Of course, we are currently in the midst of a heated public debate over marriage - and in particular, over same-sex marriage. Will the ramifications of constitutional holdings relating to same-sex marriage affect the anti-polygamy laws?

Justice Antonin Scalia certainly thinks so. Recently, and famously, the Supreme Court held in Lawrence v. Texas that adults have a privacy right that extends to private, consensual sex acts - including sodomy, whether homosexual or heterosexual - that ensures that such acts cannot be criminally prosecuted.
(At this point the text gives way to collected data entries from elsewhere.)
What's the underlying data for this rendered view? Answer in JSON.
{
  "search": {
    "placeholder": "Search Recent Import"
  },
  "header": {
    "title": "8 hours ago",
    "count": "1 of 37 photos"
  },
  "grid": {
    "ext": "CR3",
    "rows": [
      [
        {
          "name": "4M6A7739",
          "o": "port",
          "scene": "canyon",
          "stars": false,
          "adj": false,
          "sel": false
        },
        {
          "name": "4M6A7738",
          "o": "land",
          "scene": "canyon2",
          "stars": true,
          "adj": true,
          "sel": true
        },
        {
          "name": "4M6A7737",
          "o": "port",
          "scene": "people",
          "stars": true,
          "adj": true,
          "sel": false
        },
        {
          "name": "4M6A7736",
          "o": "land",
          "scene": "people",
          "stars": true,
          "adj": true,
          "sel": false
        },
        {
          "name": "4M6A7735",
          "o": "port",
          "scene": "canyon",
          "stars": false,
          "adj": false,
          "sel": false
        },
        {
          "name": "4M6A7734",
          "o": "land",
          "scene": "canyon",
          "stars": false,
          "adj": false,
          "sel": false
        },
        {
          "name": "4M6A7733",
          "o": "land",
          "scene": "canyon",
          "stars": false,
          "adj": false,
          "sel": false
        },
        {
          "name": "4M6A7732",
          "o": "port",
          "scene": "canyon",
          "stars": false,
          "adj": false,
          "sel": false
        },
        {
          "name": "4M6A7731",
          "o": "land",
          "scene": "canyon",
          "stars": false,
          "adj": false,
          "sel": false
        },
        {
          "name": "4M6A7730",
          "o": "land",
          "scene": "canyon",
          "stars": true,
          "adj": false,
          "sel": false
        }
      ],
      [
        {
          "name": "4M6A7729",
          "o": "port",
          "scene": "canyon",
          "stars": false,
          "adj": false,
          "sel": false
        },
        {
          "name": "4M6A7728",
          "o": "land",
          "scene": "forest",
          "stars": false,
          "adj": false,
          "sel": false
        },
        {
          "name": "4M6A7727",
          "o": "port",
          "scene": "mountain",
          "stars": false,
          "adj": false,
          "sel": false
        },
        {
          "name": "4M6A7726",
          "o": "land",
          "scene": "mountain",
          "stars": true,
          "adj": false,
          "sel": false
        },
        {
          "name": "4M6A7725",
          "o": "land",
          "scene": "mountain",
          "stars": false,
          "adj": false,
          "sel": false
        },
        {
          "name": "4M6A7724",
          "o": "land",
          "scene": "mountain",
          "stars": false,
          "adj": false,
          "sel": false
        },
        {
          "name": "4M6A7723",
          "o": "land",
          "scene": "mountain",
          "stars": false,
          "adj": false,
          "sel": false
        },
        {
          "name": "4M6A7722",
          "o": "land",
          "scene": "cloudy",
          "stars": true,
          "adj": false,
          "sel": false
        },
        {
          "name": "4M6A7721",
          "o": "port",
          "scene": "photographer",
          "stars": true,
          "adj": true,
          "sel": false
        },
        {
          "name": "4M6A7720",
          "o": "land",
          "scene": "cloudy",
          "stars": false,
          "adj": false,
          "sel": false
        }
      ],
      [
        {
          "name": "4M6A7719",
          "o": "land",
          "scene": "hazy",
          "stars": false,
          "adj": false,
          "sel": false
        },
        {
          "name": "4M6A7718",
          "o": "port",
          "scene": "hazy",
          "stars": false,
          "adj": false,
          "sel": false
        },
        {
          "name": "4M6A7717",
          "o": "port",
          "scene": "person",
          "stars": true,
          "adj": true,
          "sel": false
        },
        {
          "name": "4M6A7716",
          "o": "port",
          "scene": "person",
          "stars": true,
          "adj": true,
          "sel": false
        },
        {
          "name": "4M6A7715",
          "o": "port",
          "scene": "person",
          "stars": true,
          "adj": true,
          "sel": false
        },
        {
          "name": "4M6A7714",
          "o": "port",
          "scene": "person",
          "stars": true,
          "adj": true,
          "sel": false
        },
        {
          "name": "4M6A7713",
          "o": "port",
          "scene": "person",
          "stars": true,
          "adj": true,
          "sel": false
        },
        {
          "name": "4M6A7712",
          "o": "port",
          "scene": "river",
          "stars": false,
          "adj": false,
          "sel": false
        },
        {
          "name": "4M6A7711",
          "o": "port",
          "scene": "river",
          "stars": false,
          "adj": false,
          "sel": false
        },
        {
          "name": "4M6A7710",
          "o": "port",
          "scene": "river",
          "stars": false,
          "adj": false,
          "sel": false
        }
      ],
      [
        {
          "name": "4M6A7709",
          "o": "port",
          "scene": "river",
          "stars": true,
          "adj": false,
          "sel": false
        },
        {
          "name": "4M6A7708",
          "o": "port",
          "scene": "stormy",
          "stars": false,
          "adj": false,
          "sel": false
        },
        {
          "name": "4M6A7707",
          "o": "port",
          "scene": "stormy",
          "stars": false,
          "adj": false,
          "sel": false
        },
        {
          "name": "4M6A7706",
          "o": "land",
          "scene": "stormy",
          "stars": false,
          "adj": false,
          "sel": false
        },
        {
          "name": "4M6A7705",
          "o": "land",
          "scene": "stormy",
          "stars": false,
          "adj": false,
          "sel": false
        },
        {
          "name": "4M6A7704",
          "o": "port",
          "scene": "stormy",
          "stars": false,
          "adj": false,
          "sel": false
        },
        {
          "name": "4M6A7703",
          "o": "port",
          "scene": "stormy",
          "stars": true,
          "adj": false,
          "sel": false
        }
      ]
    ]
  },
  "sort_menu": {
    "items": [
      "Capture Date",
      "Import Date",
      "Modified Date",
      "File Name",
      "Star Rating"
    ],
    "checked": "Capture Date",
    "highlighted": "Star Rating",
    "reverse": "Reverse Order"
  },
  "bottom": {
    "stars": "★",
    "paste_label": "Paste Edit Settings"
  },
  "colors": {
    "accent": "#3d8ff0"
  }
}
The Court explicitly stated that its privacy decision did not implicate marriage.

Justice Scalia's dissent, however, warned that the Court, in so holding, was undermining the ability of the state to regulate morals--and marriage. Indeed, he predicted that anti-bigamy laws would soon face constitutional challenges, too. But the extension of Lawrence to anti-polygamy laws is highly unlikely - as Joanna Grossman explained in a previous column on Scalia's "parade of horribles" in his dissent.

Shortly after Lawrence was decided, and also famously, the Massachusetts Supreme Judicial Court - in Goodridge v. Dep't of Public Health -- held that it was a violation of the state constitution's equal protection guarantees to prohibit same-sex marriages. Federal and state equal protection guarantees, however, will not aid the polygamists. Anti-polygamy statutes draw the line at the number of spouses, not their characteristics or status. There is long-settled precedent that limiting the number of spouses does not violate any constitutional guarantee, nor should it.